Orio to Zarautz
This morning, the fourth day on the Camino, we woke up early and decided that we would eat breakfast in Orio. Once again we crossed the big intersection on the side of the hotel and went up the hill. Huge leaves of pumpkins grew in the garden on the side of the road, their yellow flowers decorate the road. A small church building, closed this morning as well, stood right on the road and a young couple who had spent the night on the floor of the covered porch folded their sleeping bags and finished getting organized. Right around the corner is the restaurant where we sat last night and a sign saying that we are in San Martin.
A group of walkers from Taiwan – a woman and three men – walk with huge backpacks on their backs. We have a short conversation and learn that they have arrived for a week of walking the Camino and from there will continue to Paris. Before entering Orio we say goodbye and guess we will see each other in the evening.The descent towards the port of Orio passes through well-maintained old streets. The town carefully preserves its historical past. In the old center stands the Church of San Nicolás de Bari
Church of San Nicolás de Bari
The church dates back to the 17th century and is Baroque in style. Its construction was carried out on a previous church. The structure of the present church stands out (Crowded between the buildings) for its dimensions and elegance. It is rather frustrating that, like the previous churches on the way, this church is also closed and leave us near the door.

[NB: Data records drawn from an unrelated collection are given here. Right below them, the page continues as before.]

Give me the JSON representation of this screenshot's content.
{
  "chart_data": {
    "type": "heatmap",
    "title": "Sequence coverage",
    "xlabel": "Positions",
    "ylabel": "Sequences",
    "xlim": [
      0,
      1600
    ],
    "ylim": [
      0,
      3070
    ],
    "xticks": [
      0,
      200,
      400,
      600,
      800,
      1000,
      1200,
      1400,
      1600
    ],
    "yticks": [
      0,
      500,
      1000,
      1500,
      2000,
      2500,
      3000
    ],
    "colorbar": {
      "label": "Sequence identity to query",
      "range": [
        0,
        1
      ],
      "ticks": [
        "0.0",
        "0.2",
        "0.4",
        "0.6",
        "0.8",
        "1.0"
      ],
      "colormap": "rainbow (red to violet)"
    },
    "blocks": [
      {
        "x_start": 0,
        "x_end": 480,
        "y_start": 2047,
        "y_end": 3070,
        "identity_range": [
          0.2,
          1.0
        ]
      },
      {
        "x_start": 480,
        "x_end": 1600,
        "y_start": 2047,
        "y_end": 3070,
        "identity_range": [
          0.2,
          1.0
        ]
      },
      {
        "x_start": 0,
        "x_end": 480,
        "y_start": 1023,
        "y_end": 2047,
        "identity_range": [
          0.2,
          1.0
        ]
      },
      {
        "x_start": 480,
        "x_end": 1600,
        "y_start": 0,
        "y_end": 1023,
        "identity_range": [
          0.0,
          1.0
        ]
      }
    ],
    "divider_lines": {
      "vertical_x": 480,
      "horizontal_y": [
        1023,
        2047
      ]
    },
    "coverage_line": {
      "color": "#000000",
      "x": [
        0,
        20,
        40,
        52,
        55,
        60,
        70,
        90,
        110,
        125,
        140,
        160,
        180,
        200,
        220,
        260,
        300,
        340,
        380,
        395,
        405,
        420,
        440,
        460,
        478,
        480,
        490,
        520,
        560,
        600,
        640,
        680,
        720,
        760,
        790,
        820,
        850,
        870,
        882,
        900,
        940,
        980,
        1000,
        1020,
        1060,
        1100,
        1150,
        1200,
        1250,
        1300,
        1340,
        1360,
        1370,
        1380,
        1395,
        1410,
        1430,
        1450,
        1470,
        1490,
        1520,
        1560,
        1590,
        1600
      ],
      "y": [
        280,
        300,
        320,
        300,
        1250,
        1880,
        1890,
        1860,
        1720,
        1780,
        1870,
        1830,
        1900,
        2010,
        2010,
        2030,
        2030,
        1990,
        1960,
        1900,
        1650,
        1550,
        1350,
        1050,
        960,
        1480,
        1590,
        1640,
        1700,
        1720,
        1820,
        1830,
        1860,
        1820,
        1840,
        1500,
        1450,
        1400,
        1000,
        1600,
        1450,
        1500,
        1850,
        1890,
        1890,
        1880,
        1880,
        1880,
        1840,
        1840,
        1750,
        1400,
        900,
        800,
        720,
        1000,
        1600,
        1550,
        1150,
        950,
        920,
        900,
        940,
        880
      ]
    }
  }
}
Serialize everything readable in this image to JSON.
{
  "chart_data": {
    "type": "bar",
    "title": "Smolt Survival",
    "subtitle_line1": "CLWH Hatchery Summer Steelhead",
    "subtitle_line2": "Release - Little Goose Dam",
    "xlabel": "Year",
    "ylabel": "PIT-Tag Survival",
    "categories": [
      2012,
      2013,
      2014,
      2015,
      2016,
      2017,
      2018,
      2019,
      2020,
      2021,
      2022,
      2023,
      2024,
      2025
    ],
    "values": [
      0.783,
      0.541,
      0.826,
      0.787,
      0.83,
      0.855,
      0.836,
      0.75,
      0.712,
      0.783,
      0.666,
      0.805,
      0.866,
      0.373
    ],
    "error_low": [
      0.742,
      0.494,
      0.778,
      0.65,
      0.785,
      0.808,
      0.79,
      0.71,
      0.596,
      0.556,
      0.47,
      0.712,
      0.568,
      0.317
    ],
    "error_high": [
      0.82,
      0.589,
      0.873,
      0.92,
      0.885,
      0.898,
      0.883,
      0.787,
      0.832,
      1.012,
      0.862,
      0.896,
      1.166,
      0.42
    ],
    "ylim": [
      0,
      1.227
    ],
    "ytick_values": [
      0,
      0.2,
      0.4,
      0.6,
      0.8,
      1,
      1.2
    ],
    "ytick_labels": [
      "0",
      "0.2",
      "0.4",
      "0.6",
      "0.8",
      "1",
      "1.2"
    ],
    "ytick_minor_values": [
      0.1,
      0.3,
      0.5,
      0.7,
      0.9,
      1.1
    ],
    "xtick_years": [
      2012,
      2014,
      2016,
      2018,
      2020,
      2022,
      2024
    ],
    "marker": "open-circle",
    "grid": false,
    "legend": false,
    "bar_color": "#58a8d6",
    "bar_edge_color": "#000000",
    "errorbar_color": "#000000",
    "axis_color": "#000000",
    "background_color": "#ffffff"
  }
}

We go down to the square, have a few pintxos in one of the cafes and sit in the pleasant morning sun next to the harbor
To leave the town you have to go up 50 meters and then go down the other side of the hill towards the local sports club. From there a narrow road winds its way up the mountain. It seems that almost the whole town is climbing up with us – dressed in sports clothes, old people and toddlers, all walking quickly up the steep hill.Near the top there is a wooden bench and next to it a carved wooden column, a small memorial corner that stands and overlooks the view of the green valley. A few more minutes and here we are on the ridge line near a huge camping site. There are tents of all sizes, mobile homes, playgrounds… and everything is lively.The descent to the beach is done on a paved path combined with stairs. Together with us walk surfers with their surfboards, cyclists,children with inflated lifebuoys and people who go down to swim or just to rest on the beach. The walk is on a slightly raised wooden bridge that separates the golf course from the dunes on the sea. Clean yellow sand, a beach with colorful umbrellas and a neat promenade – this is the beach of Zarautz. We walk leisurely along the beach, stop to indulge in huge ice cream cones and feel like children on vacation. It’s a moment of pure happinessץ
Along the beach till Getaria
At the end of the bay we have to decide whether to follow the yellow marking and climb the mountain or continue along the water line. We decide to continue on the lower route that leads through Getaria and do not regret it for a moment. The walk next to the blue water and the slate and stone rocks that descend steeply to the ocean is mesmerizing. The sight of the ancient fortress of Getaria rising above a tiny bay charms the eye and soon we are are climbing up the road to the center of the small town. It’s already past noon and we stop at a cafe for a cold beer and an omelette. The place is full of locals who also enjoy a beer before their afternoon nap. We would be happy to stretch out on the beach now and rest, but fifteen minutes later we continue up the street leading to the rest of the road
Now we climb a little to get back to the ridge line and at half past three we start descending on the other side to Zumaia. The descent path is paved and comfortable and takes us into the main street of the town and to our hotel. It is located on a hill overlooking the sea. At the foot of the hotel, At the foot of the hotel, in the waters of the small bay, dozens of surfers lie on their surfboards and wait for the rising waves. Hotel & Talasoterapia Zelai – The building is outdated but our room on the second floor overlooks the ocean and we enjoy from a spectacular golden red sunset. On the ground floor there is a spa with a hydrotherapy pool and for an hour we allow ourselves to be pampered. We eat dinner in a neighborhood pub to the sounds of live music, which makes a wonderful end to the day.